I admit, one of the main reasons why I decided to see West 32nd was to catch a glimpse of John Cho (better known as Harold from Harold and Kumar Go to White Castle) in a more serious role. That, combined with the fact that it was being labeled a thriller set in the seedy underground world of New York's Koreatown was enough to grab my interest. As a life-long New Yorker, there aren't many places within the city that I'm not familiar with. I've lived on the Upper West Side and on the Lower East Side; gone to weddings in Chinatown; worked in Tribeca and Midtown; partied in the West and East Village; and grabbed a bite in practically every neighborhood there is ... except K-town. For anyone that's ever taken a cab across town and away from either Madison Square Garden or Penn Station, you've probably passed through West 32nd street, noticed the Korean BBQ shops, but never actually stopped to look around. With his second feature, not only does director Michael Kang (The Motel) deliver one of the more beautifully shot films I caught at Tribeca, but he introduces us to the complexity of an entire world that's carefully and delicately situated within one city block.

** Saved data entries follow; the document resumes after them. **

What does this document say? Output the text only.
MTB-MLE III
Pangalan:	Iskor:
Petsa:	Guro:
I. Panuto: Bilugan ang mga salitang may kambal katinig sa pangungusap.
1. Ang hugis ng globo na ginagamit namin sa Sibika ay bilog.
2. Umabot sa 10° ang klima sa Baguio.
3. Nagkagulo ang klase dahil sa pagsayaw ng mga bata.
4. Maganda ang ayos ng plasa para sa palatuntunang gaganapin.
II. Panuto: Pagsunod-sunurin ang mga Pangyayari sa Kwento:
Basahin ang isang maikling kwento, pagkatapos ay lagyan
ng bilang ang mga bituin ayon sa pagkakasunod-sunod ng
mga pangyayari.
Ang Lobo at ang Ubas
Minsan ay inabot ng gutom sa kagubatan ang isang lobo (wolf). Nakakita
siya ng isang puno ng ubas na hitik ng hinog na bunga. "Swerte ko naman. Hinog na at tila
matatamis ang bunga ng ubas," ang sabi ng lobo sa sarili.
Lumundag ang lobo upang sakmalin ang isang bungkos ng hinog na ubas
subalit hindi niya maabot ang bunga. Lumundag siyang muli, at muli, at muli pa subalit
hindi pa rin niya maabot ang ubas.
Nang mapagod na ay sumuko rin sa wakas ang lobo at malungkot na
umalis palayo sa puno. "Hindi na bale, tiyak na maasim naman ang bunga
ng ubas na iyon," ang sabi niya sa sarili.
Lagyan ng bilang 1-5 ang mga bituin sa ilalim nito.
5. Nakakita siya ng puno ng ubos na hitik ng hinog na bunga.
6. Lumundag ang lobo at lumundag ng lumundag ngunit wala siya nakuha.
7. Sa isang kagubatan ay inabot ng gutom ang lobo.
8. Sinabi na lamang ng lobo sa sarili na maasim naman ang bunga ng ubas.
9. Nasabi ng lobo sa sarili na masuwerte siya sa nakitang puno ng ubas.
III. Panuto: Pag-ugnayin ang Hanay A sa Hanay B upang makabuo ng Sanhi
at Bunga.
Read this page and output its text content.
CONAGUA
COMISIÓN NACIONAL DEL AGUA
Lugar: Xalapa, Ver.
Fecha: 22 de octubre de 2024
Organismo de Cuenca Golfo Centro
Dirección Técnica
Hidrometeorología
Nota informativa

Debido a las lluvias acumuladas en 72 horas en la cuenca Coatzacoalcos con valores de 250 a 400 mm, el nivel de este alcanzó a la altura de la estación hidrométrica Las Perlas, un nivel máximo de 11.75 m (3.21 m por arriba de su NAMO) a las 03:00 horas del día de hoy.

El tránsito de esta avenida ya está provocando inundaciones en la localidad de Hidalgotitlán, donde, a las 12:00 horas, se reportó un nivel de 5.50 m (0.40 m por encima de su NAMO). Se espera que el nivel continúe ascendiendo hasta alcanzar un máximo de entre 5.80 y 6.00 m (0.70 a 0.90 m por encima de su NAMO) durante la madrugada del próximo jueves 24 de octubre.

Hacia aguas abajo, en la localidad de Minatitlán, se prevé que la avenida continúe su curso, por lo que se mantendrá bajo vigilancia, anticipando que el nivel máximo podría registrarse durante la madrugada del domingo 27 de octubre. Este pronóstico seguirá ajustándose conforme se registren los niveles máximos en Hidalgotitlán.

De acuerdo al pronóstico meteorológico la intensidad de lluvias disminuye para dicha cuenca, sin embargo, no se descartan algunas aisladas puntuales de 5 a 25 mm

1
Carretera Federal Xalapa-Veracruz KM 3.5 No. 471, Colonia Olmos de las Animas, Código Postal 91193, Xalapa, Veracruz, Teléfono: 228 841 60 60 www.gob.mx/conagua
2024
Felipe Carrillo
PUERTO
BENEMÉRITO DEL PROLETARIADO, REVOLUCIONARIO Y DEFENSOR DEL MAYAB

John (Cho) is a young Korean-American attorney who's assigned to do pro bono work on a capital murder case. Smart and well-dressed, he's the type of guy who craves power and respect; the kind that comes along with making partner at the firm. Meanwhile, cocktails with the rest of the suits at a swanky midtown bar are just an added luxury. Things change when John's research on said case (in which a teenager is accused of gunning down the manager of a Korean "salon room" club) drops him knee-deep in the middle of gang-related politics; so much so that he begins to question which one of his two lives is more exciting: the wealthy, straight-laced attorney or the corrupt, turbo-charged gangster in training.